Indicator | by Dailyfx.com | Saturday, 13 March 2010 14:18 UTCThe FX markets have always been known for their long trending moves and experienced traders use this to their advantage.
Trading with the trend is more than just a cliché; it is an important edge that we want to use in every trading decision. But identifying the trend can be tricky for the new trader. Some markets seem to offer an optical illusion rather than a clear picture about its direction. This is where the most popular technical indicator comes into play. The daily chart with a 200-day Simple Moving Average plotted on it may be the most watched combination in all financial markets. When working with a number of markets on a daily basis, traders need some way to be able to recognize a strong trending move easily. This daily chart of the EUR/USD shows how this moving average is used for this task.
If the market is above the moving average, the trend is up. In this environment, many experienced traders look to buy any weakness. This is commonly referred to as “buying the dips”. If the market is below the moving average, the trend is down. In this environment, those same traders look to sell strength. This is commonly referred to as “selling the rallies”.
Between May of 2009 and December of 2009, we see that the EUR/USD was above the 200-day Simple Moving Average. Traders were looking to buy weakness in anticipation of the market moving up to a new high and that happened more often than not. We currently see that this pair is below the 200-day Simple Moving Average and is moving down. Now traders are looking to sell any rallies in anticipation of the market moving down to a new low.

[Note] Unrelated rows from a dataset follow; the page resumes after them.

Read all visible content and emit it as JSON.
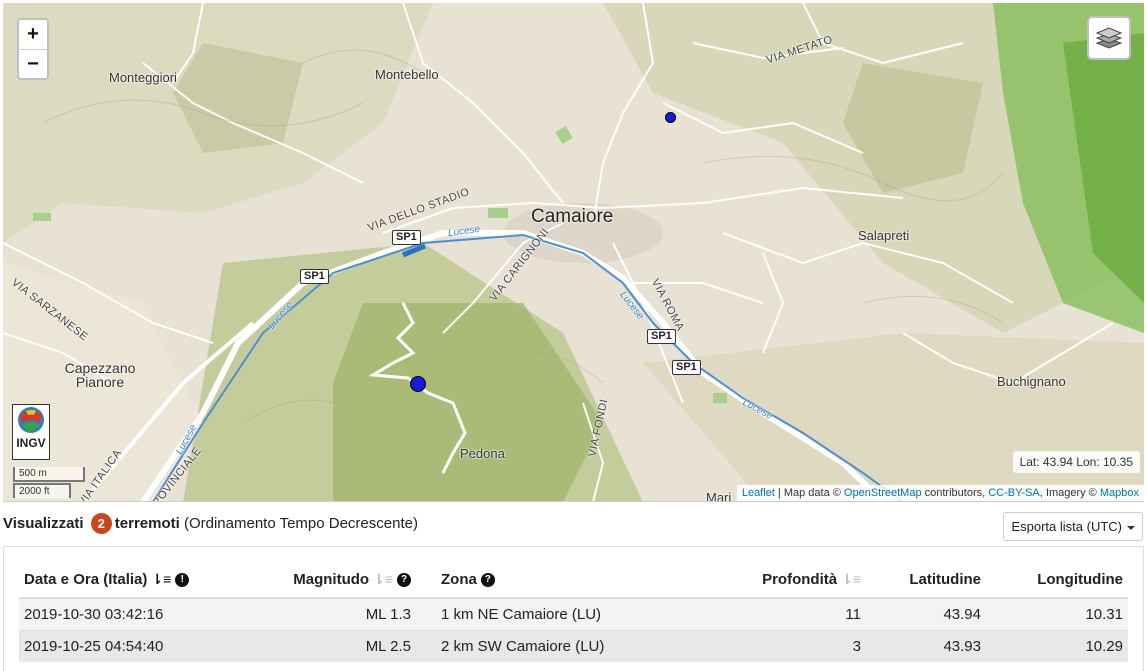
{
  "map": {
    "zoom_in": "+",
    "zoom_out": "−",
    "labels": {
      "montebello": "Montebello",
      "monteggiori": "Monteggiori",
      "camaiore": "Camaiore",
      "salapreti": "Salapreti",
      "capezzano": "Capezzano Pianore",
      "buchignano": "Buchignano",
      "pedona": "Pedona",
      "via_metato": "VIA METATO",
      "via_dello_stadio": "VIA DELLO STADIO",
      "via_carignoni": "VIA CARIGNONI",
      "via_roma": "VIA ROMA",
      "via_sarzanese": "VIA SARZANESE",
      "via_fondi": "VIA FONDI",
      "via_italica": "VIA ITALICA",
      "provinciale": "PROVINCIALE",
      "lucese": "Lucese",
      "mari": "Mari"
    },
    "shields": [
      "SP1",
      "SP1",
      "SP1",
      "SP1"
    ],
    "logo_text": "INGV",
    "scale_m": "500 m",
    "scale_ft": "2000 ft",
    "coords": "Lat: 43.94 Lon: 10.35",
    "attribution": {
      "leaflet": "Leaflet",
      "sep1": " | Map data © ",
      "osm": "OpenStreetMap",
      "sep2": " contributors, ",
      "license": "CC-BY-SA",
      "sep3": ", Imagery © ",
      "mapbox": "Mapbox"
    },
    "quake_color": "#1a1adb"
  },
  "summary": {
    "prefix": "Visualizzati",
    "count": "2",
    "noun": "terremoti",
    "ordering": "(Ordinamento Tempo Decrescente)"
  },
  "export_label": "Esporta lista (UTC)",
  "table": {
    "headers": {
      "datetime": "Data e Ora (Italia)",
      "magnitude": "Magnitudo",
      "zone": "Zona",
      "depth": "Profondità",
      "lat": "Latitudine",
      "lon": "Longitudine"
    },
    "rows": [
      {
        "datetime": "2019-10-30 03:42:16",
        "magnitude": "ML 1.3",
        "zone": "1 km NE Camaiore (LU)",
        "depth": "11",
        "lat": "43.94",
        "lon": "10.31"
      },
      {
        "datetime": "2019-10-25 04:54:40",
        "magnitude": "ML 2.5",
        "zone": "2 km SW Camaiore (LU)",
        "depth": "3",
        "lat": "43.93",
        "lon": "10.29"
      }
    ]
  }
}
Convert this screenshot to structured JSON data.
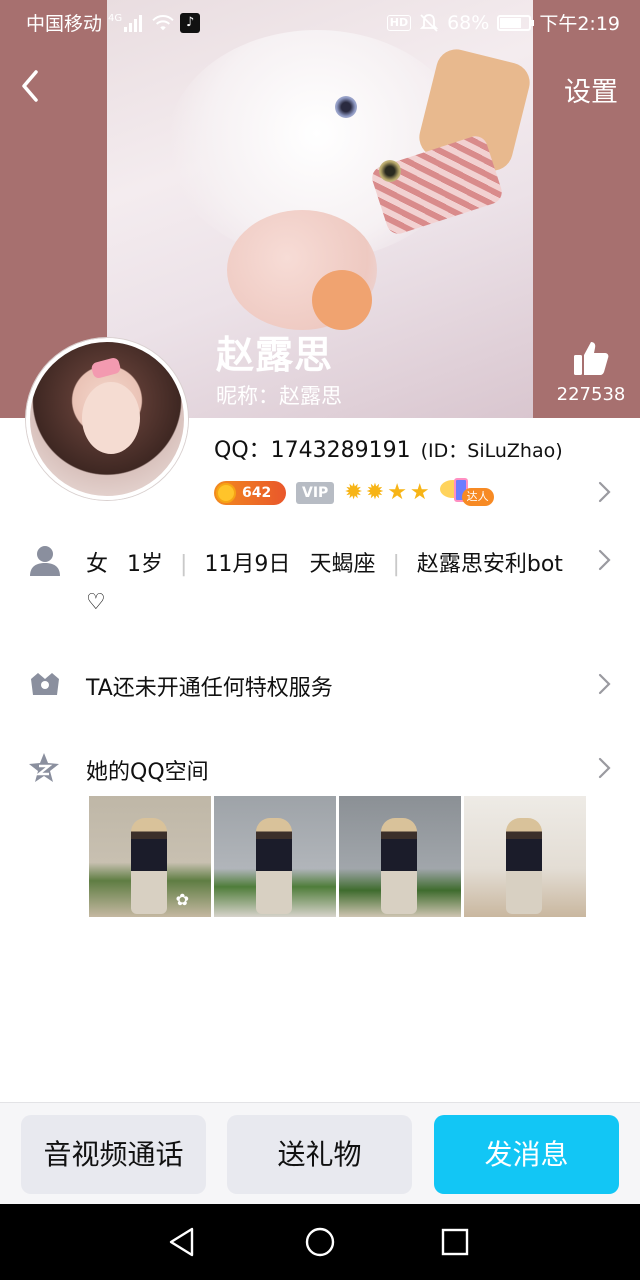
{
  "status_bar": {
    "carrier": "中国移动",
    "network": "4G",
    "hd": "HD",
    "battery": "68%",
    "time": "下午2:19"
  },
  "header": {
    "settings_label": "设置",
    "name": "赵露思",
    "nickname": "昵称：赵露思",
    "likes": "227538"
  },
  "profile": {
    "qq": "QQ：1743289191",
    "id": "(ID：SiLuZhao)",
    "level": "642",
    "vip": "VIP",
    "daren": "达人"
  },
  "info": {
    "gender": "女",
    "age": "1岁",
    "birthday": "11月9日",
    "zodiac": "天蝎座",
    "bio": "赵露思安利bot",
    "bio_cont": "♡"
  },
  "privilege": {
    "text": "TA还未开通任何特权服务"
  },
  "qzone": {
    "title": "她的QQ空间"
  },
  "actions": {
    "call": "音视频通话",
    "gift": "送礼物",
    "message": "发消息"
  },
  "colors": {
    "cover_bg": "#a7706f",
    "primary_button": "#12c6f5",
    "secondary_button": "#e8e9ef",
    "icon_gray": "#8a8f9e"
  }
}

While experienced traders have an approach that identifies a good chance of a reversal when buying the dips or selling the rallies, new traders often do not. This is when the simple breakout approach can be of value. Instead of buying the dips, you simply buy on a break up to a new high. On the flip side, instead of selling the rallies, you simply sell on a break down to a new low. An example can be seen on our chart above. The EUR/USD is in a downtrend since it is below the 200-day Simple Moving Average. We also see a move up off of the recent low. When/if the market moves down through that 1.3422 low, the breakout trader will sell in anticipation of more selling pressure. This simple approach to trading, when used with a solid money management strategy, can be effective in identifying solid trading opportunities on any time frame chart. However, it is the daily chart that can best offer the chance to be in on the long trending moves that the FX markets are known for.